Lagipula, siapa yang berani dengan pemegang sabuk hitam bela diri taekwondo yang beberapa kali kerap memenangkan kejuaraan seperti Kanaya Sarasvati ini? Mereka, para cewek yang berlagak centil pada Sam hanya tahu tentang merawat diri, sama sekali tidak paham akan bela diri. Kalau Naya itu paket lengkap, bela diri bisa, rawat diri kalau memang Naya mau juga cewek itu bisa, sayang saja Naya tidak suka berhubungan dengan yang namanya bedak, liptint, lipstick, dan sebagainya itu. Selama ini Naya hanya berteman dekat dengan yang namanya skin care, itu pun karena ia tidak mau wajahnya ditumbuhi jerawat yang terkadang sakitnya sangat menyiksa itu.

"Kak Sam!" Salah satu dari cewek yang menatapnya itu memberanikan diri memanggil Samudera. Samudera itu orangnya baik dan tidak sombong----menurut dirinya sendiri, kalau sudah dipanggil ya noleh lah dia, Sam juga menghentikan langkahnya. Sam tidak mau dianggap sombong, meski sebenarnya dia sadar kalau dia sering menyombongkan diri.

Tanpa harus repot-repot mengeluarkan suaranya, Sam memilih menaikkan satu alisnya dan menatap cewek yang ternyata adik kelasnya tersebut. "Kak Sam, kenapa Kakak ganteng banget? Sumpah ya Kak, aku tuh ngebiasin Kakak banget." Cewek itu tahu-tahu sudah melesat ke depan Sam saja. Teman-teman cewek itu tampak bersorak, tapi ada juga cewek lain yang menatap si cewek sok berani ini dengan tatapan yang seolah-olah mengatakan,

'Dasar kecentilan.'

Lalu, 'Ih, apaan sih?!'

Ada juga, 'Adek kelas genit. Iuh!'

Kemudian seperti,
'Menjauh lo!'

Dan lain sebagainya yang terkesan menohok.

Sam mendesah tak suka. Pertanyaan yang sama yang kerap terdengar di telinganya. Cowok itu sebenarnya sudah bosan mendengar pertanyaan seperti tadi itu. Memangnya tidak ada pertanyaan lain yang lebih bermutu apa selain menanyakan soal ketampanannya itu?

"Udah takdir," jawab Sam singkat, tanpa senyum, bahkan terkesan judes. Tapi anehnya cewek itu malam senyam-senyum tidak jelas.
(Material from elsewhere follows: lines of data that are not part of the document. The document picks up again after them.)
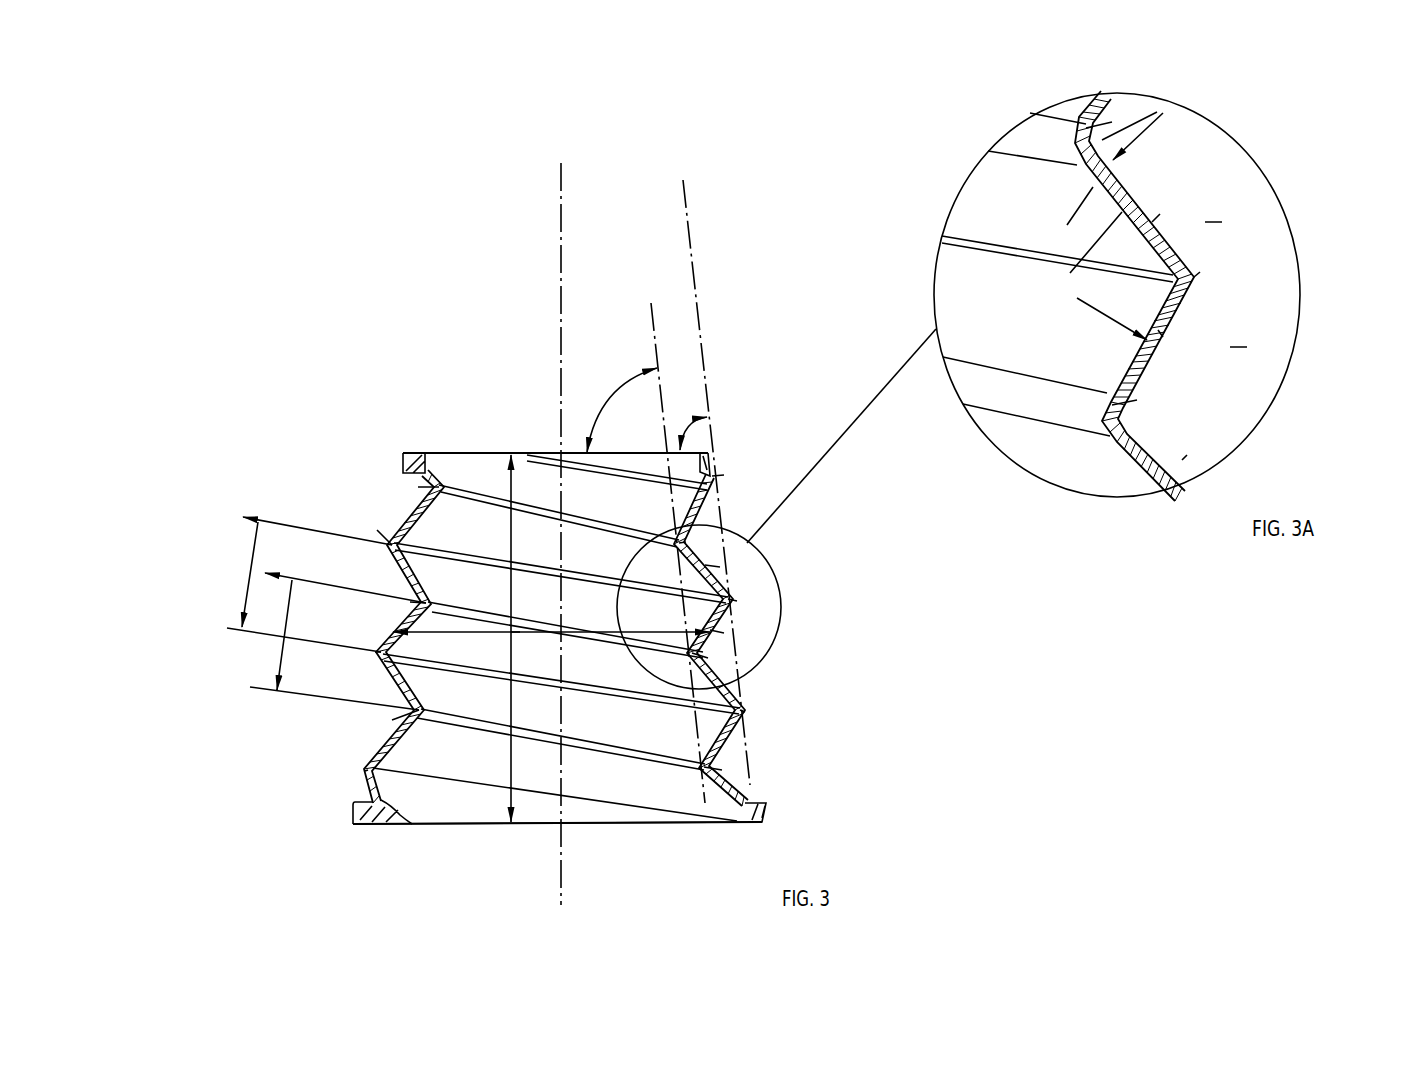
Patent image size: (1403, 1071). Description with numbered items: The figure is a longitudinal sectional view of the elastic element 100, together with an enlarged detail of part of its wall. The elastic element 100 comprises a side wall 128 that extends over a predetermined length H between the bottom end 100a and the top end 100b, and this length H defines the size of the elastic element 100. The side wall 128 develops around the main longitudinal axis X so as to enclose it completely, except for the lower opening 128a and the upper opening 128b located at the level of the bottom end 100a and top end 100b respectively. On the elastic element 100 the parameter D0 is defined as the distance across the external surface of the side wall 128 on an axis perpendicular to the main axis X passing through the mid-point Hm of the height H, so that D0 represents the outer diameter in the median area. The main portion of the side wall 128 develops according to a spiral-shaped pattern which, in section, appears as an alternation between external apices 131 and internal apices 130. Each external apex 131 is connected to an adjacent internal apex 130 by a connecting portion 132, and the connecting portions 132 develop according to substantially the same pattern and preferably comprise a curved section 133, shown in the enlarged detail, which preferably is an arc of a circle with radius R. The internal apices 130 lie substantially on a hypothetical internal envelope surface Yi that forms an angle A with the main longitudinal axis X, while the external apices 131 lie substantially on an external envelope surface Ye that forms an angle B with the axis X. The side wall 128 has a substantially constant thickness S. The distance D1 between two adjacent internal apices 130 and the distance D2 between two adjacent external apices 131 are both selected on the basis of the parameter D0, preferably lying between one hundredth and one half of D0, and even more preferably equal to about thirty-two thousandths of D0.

In FIG. 3, the elastic element 100 is at (478, 298).
In FIG. 3, the bottom end 100a is at (343, 828).
In FIG. 3, the top end 100b is at (384, 440).
In FIG. 3, the side wall 128 is at (388, 520).
In FIG. 3A, the side wall 128 is at (1068, 296).
In FIG. 3, the lower opening 128a is at (465, 827).
In FIG. 3, the upper opening 128b is at (523, 451).
In FIG. 3, the internal apices 130 is at (418, 487).
In FIG. 3A, the internal apices 130 is at (1112, 122).
In FIG. 3, the external apices 131 is at (377, 530).
In FIG. 3A, the external apices 131 is at (1200, 272).
In FIG. 3, the connecting portion 132 is at (720, 567).
In FIG. 3A, the connecting portion 132 is at (1222, 222).
In FIG. 3A, the curved section 133 is at (1160, 214).
In FIG. 3, the main longitudinal axis X is at (557, 178).
In FIG. 3, the external envelope surface Ye is at (683, 200).
In FIG. 3, the internal envelope surface Yi is at (654, 332).
In FIG. 3, the angle A is at (622, 410).
In FIG. 3, the angle B is at (691, 421).
In FIG. 3, the length H is at (509, 454).
In FIG. 3, the mid-point of the height Hm is at (515, 630).
In FIG. 3, the outer diameter parameter D0 is at (473, 635).
In FIG. 3, the distance between adjacent internal apices D1 is at (281, 651).
In FIG. 3, the distance between adjacent external apices D2 is at (248, 577).
In FIG. 3A, the radius of curved section R is at (1093, 247).
In FIG. 3A, the wall thickness S is at (1105, 133).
"Oh God! Suaranya merdu banget," kata cewek itu membuat alis Sam semakin terangkat tinggi.

Sam heran, kata Naya suaranya seperti petasan habis masanya, alias sudah kadaluarsa. Baru kali ini ada yang bilang suaranya merdu. Sam merasa perlu mengucapkan terima kasih.

"Thanks."

"Oh my God! Sama-sama Kak Sam, haduh aku meleleh denger kakak bilang makasih sama aku!" Mata cewek itu menatap Sam dengan berbinar. Sam merasa bosan, ia mengedarkan matanya sebentar, berharap rasa bosannya terusir. Sama sekali tidak ada yang menarik, selain gerombolan cewek yang mulai berbisik-bisik.

Sam baru sadar bahwa di sepanjang koridor yang dia lalui, ia tidak menemukan sesosok manusia berjenis kelamin laki-laki, yang ia temui hanya manusia berambut panjang dengan bibir merah yang terlalu mencolok. Kalau saja manusia dengan bibir merah mencolok itu tidak memakai seragam sekolahnya, Sam sudah mengira bahwa mereka itu cabe-cabean di lampu merah saking berlebihannya mereka dandan.

"Hmm," gumam Sam membalas tak acuh. Sam pun berniat melanjutkan langkahnya yang sempat terhenti.

"Eh Kak, bentaran napa, buru-buru amat mau jalan." Dengan beraninya cewek yang memanggil Sam tadi mencekal tangan Sam. Sam mendesah kesal, tapi ia malas mengeluarkan protesannya.

Sam pun menatap cewek di depannya ini dengan tatapan jengah.

"Kak, Kakak mau nggak jadi pacar aku?" Sam menaikkan satu alisnya. Sumpah. Dia heran pake banget. Ini loh, dia sedang ditembak gitu?

Samudera saja tidak mengenal siapa cewek di depannya. Ia merasa malas membaca name tag yang menempel di almamater cewek ini. Melihat wajahnya saja Sam sudah malas.

"Kak, please ... sebentar aja. Kakak mau ya jadi pacar aku? Aku cantik loh Kak, badanku tinggi, kulitku putih, hidungku mancung, terus mukaku nggak jerawatan, nggak rugi pokoknya Kak. Kakak juga nggak bakal minder ngegandeng aku di prom night kalau udah kelulusan," katanya mendeskripsikan dirinya sendiri.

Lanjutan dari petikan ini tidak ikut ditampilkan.